Blue points – Normal data
Red points – Detected anomalies

At this point, you have a working GPU-accelerated anomaly detection pipeline on synthetic data. Next, we’ll apply the same workflow to a real-world dataset: credit card fraud detection.

Step 3 – Applying to Real-World Dataset (Credit Card Fraud)

After testing on synthetic data, let’s scale up to a real-world dataset: the Credit Card Fraud Detection dataset. This dataset contains 284,807 transactions with 29 features, making it an excellent benchmark for anomaly detection.

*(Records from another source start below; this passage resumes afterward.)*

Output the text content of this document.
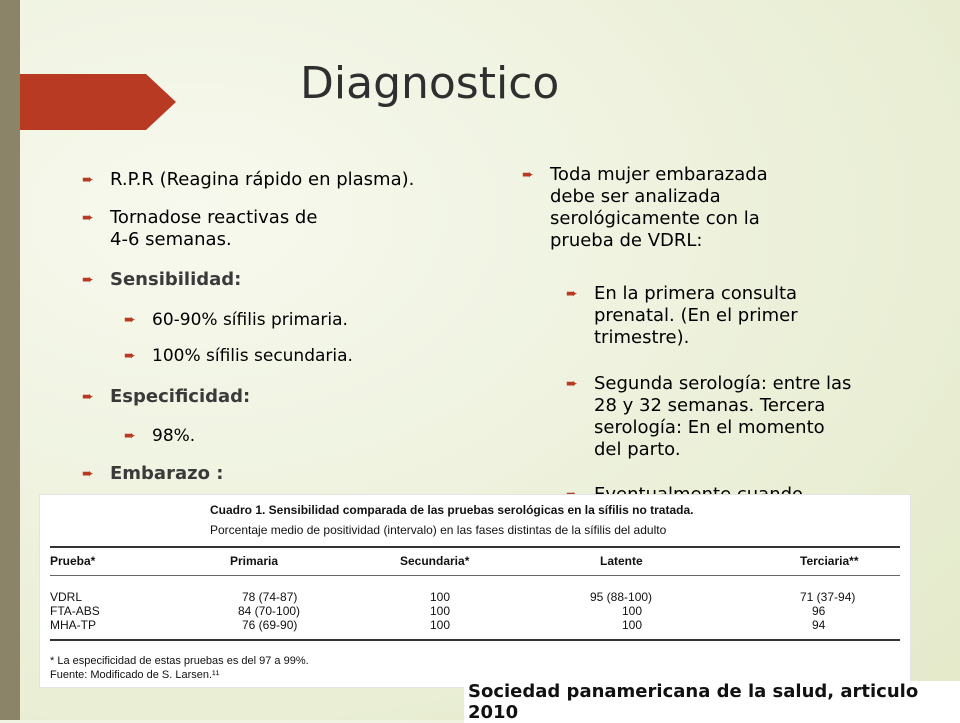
Diagnostico
➨ R.P.R (Reagina rápido en plasma).
➨ Tornadose reactivas de 4-6 semanas.
➨ Sensibilidad:
➨ 60-90% sífilis primaria.
➨ 100% sífilis secundaria.
➨ Especificidad:
➨ 98%.
➨ Embarazo :
➨ Toda mujer embarazada debe ser analizada serológicamente con la prueba de VDRL:
➨ En la primera consulta prenatal. (En el primer trimestre).
➨ Segunda serología: entre las 28 y 32 semanas. Tercera serología: En el momento del parto.
Cuadro 1. Sensibilidad comparada de las pruebas serológicas en la sífilis no tratada.
Porcentaje medio de positividad (intervalo) en las fases distintas de la sífilis del adulto
Prueba*	Primaria	Secundaria*	Latente	Terciaria**
VDRL	78 (74-87)	100	95 (88-100)	71 (37-94)
FTA-ABS	84 (70-100)	100	100	96
MHA-TP	76 (69-90)	100	100	94
* La especificidad de estas pruebas es del 97 a 99%.
Fuente: Modificado de S. Larsen.¹¹
Sociedad panamericana de la salud, articulo 2010
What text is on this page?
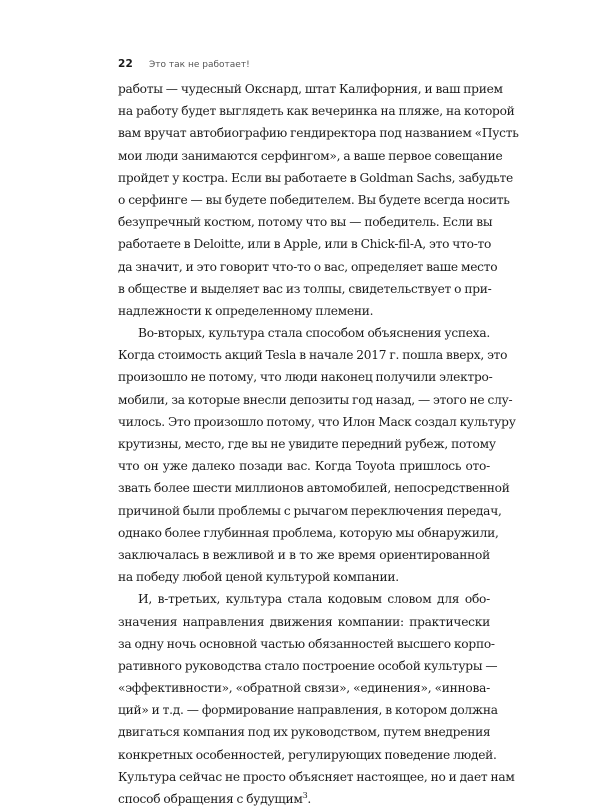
22 Это так не работает!
работы — чудесный Окснард, штат Калифорния, и ваш прием
на работу будет выглядеть как вечеринка на пляже, на которой
вам вручат автобиографию гендиректора под названием «Пусть
мои люди занимаются серфингом», а ваше первое совещание
пройдет у костра. Если вы работаете в Goldman Sachs, забудьте
о серфинге — вы будете победителем. Вы будете всегда носить
безупречный костюм, потому что вы — победитель. Если вы
работаете в Deloitte, или в Apple, или в Chick-fil-A, это что-то
да значит, и это говорит что-то о вас, определяет ваше место
в обществе и выделяет вас из толпы, свидетельствует о при-
надлежности к определенному племени.
Во-вторых, культура стала способом объяснения успеха.
Когда стоимость акций Tesla в начале 2017 г. пошла вверх, это
произошло не потому, что люди наконец получили электро-
мобили, за которые внесли депозиты год назад, — этого не слу-
чилось. Это произошло потому, что Илон Маск создал культуру
крутизны, место, где вы не увидите передний рубеж, потому
что он уже далеко позади вас. Когда Toyota пришлось ото-
звать более шести миллионов автомобилей, непосредственной
причиной были проблемы с рычагом переключения передач,
однако более глубинная проблема, которую мы обнаружили,
заключалась в вежливой и в то же время ориентированной
на победу любой ценой культурой компании.
И, в-третьих, культура стала кодовым словом для обо-
значения направления движения компании: практически
за одну ночь основной частью обязанностей высшего корпо-
ративного руководства стало построение особой культуры —
«эффективности», «обратной связи», «единения», «иннова-
ций» и т.д. — формирование направления, в котором должна
двигаться компания под их руководством, путем внедрения
конкретных особенностей, регулирующих поведение людей.
Культура сейчас не просто объясняет настоящее, но и дает нам
способ обращения с будущим$^3$.
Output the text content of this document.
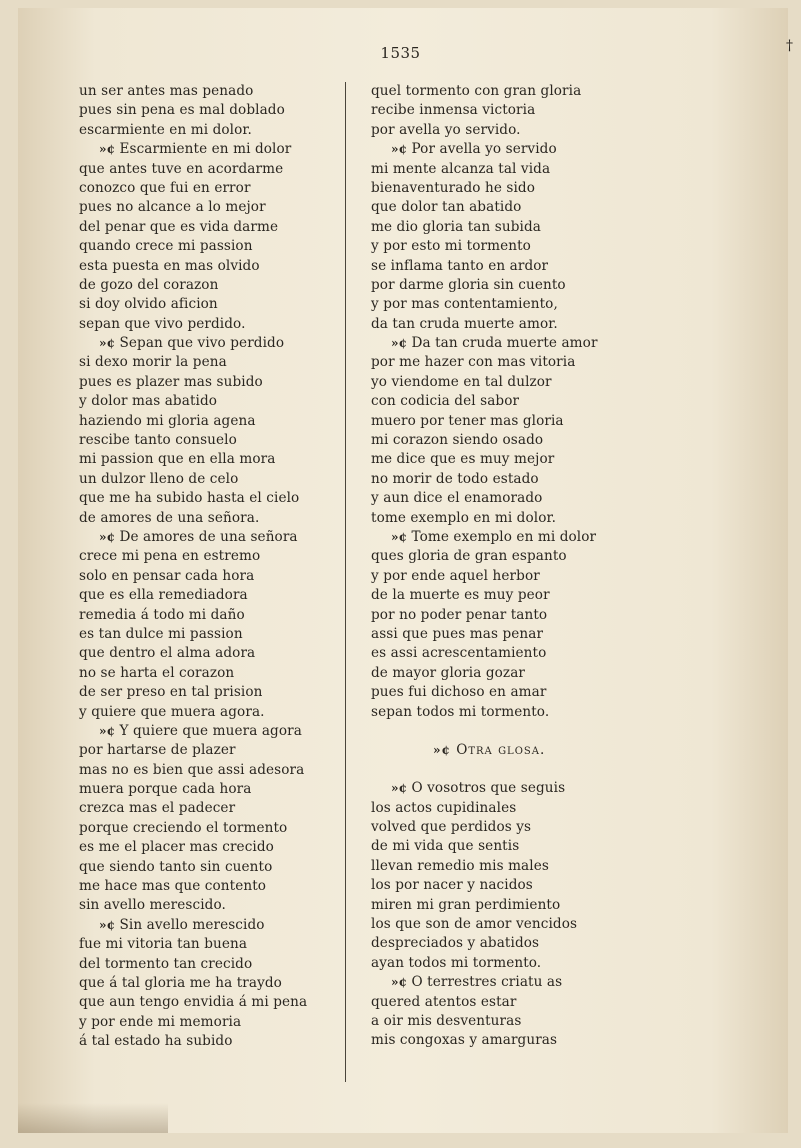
1535	†
un ser antes mas penado
pues sin pena es mal doblado
escarmiente en mi dolor.
»¢ Escarmiente en mi dolor
que antes tuve en acordarme
conozco que fui en error
pues no alcance a lo mejor
del penar que es vida darme
quando crece mi passion
esta puesta en mas olvido
de gozo del corazon
si doy olvido aficion
sepan que vivo perdido.
»¢ Sepan que vivo perdido
si dexo morir la pena
pues es plazer mas subido
y dolor mas abatido
haziendo mi gloria agena
rescibe tanto consuelo
mi passion que en ella mora
un dulzor lleno de celo
que me ha subido hasta el cielo
de amores de una señora.
»¢ De amores de una señora
crece mi pena en estremo
solo en pensar cada hora
que es ella remediadora
remedia á todo mi daño
es tan dulce mi passion
que dentro el alma adora
no se harta el corazon
de ser preso en tal prision
y quiere que muera agora.
»¢ Y quiere que muera agora
por hartarse de plazer
mas no es bien que assi adesora
muera porque cada hora
crezca mas el padecer
porque creciendo el tormento
es me el placer mas crecido
que siendo tanto sin cuento
me hace mas que contento
sin avello merescido.
»¢ Sin avello merescido
fue mi vitoria tan buena
del tormento tan crecido
que á tal gloria me ha traydo
que aun tengo envidia á mi pena
y por ende mi memoria
á tal estado ha subido
quel tormento con gran gloria
recibe inmensa victoria
por avella yo servido.
»¢ Por avella yo servido
mi mente alcanza tal vida
bienaventurado he sido
que dolor tan abatido
me dio gloria tan subida
y por esto mi tormento
se inflama tanto en ardor
por darme gloria sin cuento
y por mas contentamiento,
da tan cruda muerte amor.
»¢ Da tan cruda muerte amor
por me hazer con mas vitoria
yo viendome en tal dulzor
con codicia del sabor
muero por tener mas gloria
mi corazon siendo osado
me dice que es muy mejor
no morir de todo estado
y aun dice el enamorado
tome exemplo en mi dolor.
»¢ Tome exemplo en mi dolor
ques gloria de gran espanto
y por ende aquel herbor
de la muerte es muy peor
por no poder penar tanto
assi que pues mas penar
es assi acrescentamiento
de mayor gloria gozar
pues fui dichoso en amar
sepan todos mi tormento.
»¢ Otra glosa.
»¢ O vosotros que seguis
los actos cupidinales
volved que perdidos ys
de mi vida que sentis
llevan remedio mis males
los por nacer y nacidos
miren mi gran perdimiento
los que son de amor vencidos
despreciados y abatidos
ayan todos mi tormento.
»¢ O terrestres criatu as
quered atentos estar
a oir mis desventuras
mis congoxas y amarguras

1. Open a new Python file.

nano anomaly_creditcard_gpu.py

Add the following code.

import pandas as pd
from sklearn.datasets import fetch_openml
from cuml.cluster import DBSCAN
import joblib

# ------------------------------
# Step 1: Load Credit Card Fraud dataset
# ------------------------------
print("Downloading dataset...")
data = fetch_openml(name="creditcard", version=1, as_frame=True)
df = data.data

print("Dataset shape:", df.shape)

# ------------------------------
# Step 2: Train DBSCAN on GPU
# ------------------------------
db = DBSCAN(eps=3.0, min_samples=10)  # tune eps for better results
labels = db.fit_predict(df.values)

# Anomalies are labeled as -1
df["anomaly"] = (labels == -1).astype(int)

print("Anomaly counts:")
print(df["anomaly"].value_counts())

# ------------------------------
# Step 3: Save results
# ------------------------------
joblib.dump(labels, "creditcard_dbscan_labels.pkl")
df[["anomaly"]].to_csv("creditcard_anomalies.csv", index=False)

print("Labels saved as creditcard_dbscan_labels.pkl")
print("Anomaly flags saved to creditcard_anomalies.csv")

2. Run the script.

python3 anomaly_creditcard_gpu.py

You will see the following output.

Downloading dataset...
Dataset shape: (284807, 29)
Anomaly counts:
anomaly
0    218091
1     66716
Name: count, dtype: int64
Labels saved as creditcard_dbscan_labels.pkl
Anomaly flags saved to creditcard_anomalies.csv

Explanation:

  • Dataset shape confirms the dataset size (284,807 rows × 29 features).
  • Anomaly counts show how many transactions were flagged as suspicious (label 1) vs normal (label 0).
  • creditcard_dbscan_labels.pkl – cluster labels for all transactions.
  • creditcard_anomalies.csv – CSV file with anomaly flags (useful for further analysis in Excel, Pandas, or BI tools).

Conclusion

In this tutorial, you learned how to set up an Ubuntu 24.04 GPU server for anomaly detection with Python, build a synthetic dataset to test the workflow, and then scale the approach to a real-world credit card fraud dataset. Using RAPIDS cuML’s DBSCAN, we took advantage of GPU acceleration to handle clustering and anomaly detection much faster than traditional CPU-based methods.